Advanced Adaptive Applications (A3): Automated Zero-Day Defense

Thursday, June 23, 2016 - 7:00pm
Aaron Paulos
Lecturer Photo

IEEE Computer Society and GBC/ACM

7:00 PM, Thursday, 23 June 2016

MIT Room E51-315

Advanced Adaptive Applications (A3): Automated Zero-Day Defense

Aaron Paulos

A3 automates attack recovery to restore service, isolate attack inputs, and diagnose and repair vulnerabilities using filter generation and program repair. A3 is an execution management environment that defends Linux server applications against novel software attacks referred to as zero days. A3 applies targeted runtime mediation and automated workflows to make an application survivable and resilient to attack. A3 is shown to be effective at quickly restoring application functionality after an unknown attack, experimentally reconstructing and isolating the attack using record and replay, and then diagnosing and repairing underlying vulnerabilities using filter generation and program repair. A3 has been jointly evaluated with red teams including, MIT Lincoln Lab, SiGOV, and Sandia National Lab.
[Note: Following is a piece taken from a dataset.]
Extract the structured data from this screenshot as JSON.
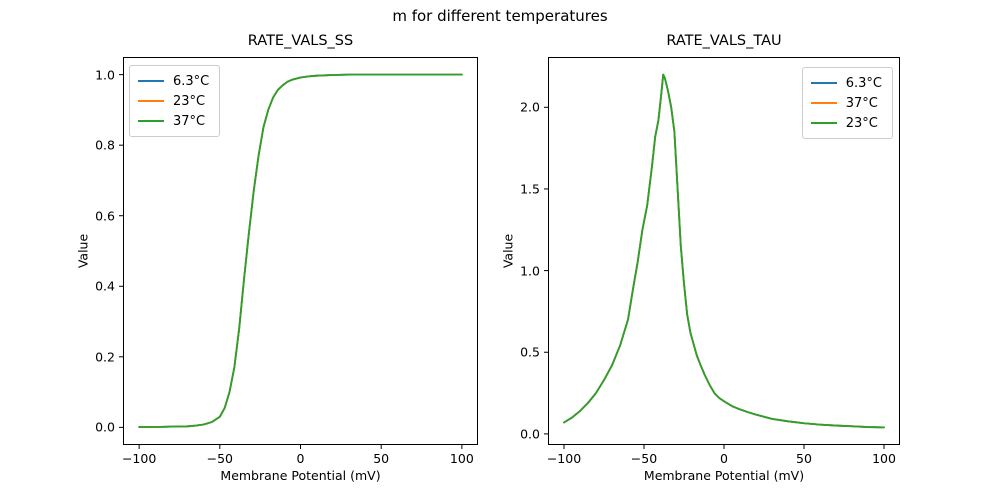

We describe the motivation and design of A3, and discuss ongoing research directions. We present results that highlight both the efficacy and efficiency of the technique. Our results are based upon our experiences in defending six unique server applications, ranging from webservers to command and control software.

Mr. Aaron Paulos is a computer scientist at BBN Technologies. Aaron is a principal investigator and technical lead on efforts related to secure and resilient systems that leverage adaptive computing. Prior to BBN, Aaron researched fault tolerance and assistive technologies for the blind at the EE department of Carnegie Mellon University. Aaron has an M.S. from the Information Network Institute at CMU, a B.S. in CS from the University of Pittsburgh, and is a member of ACM and IEEE.

This joint meeting of the Boston Chapter of the IEEE Computer and GBC/ACM will be held in MIT Room E51-315. E51 is the Tang Center on the corner of Wadsworth and Amherst Sts and Memorial Dr.; it's mostly used by the Sloan School. You can see it on a map of the MIT campus. Room 315 is on the 3rd floor.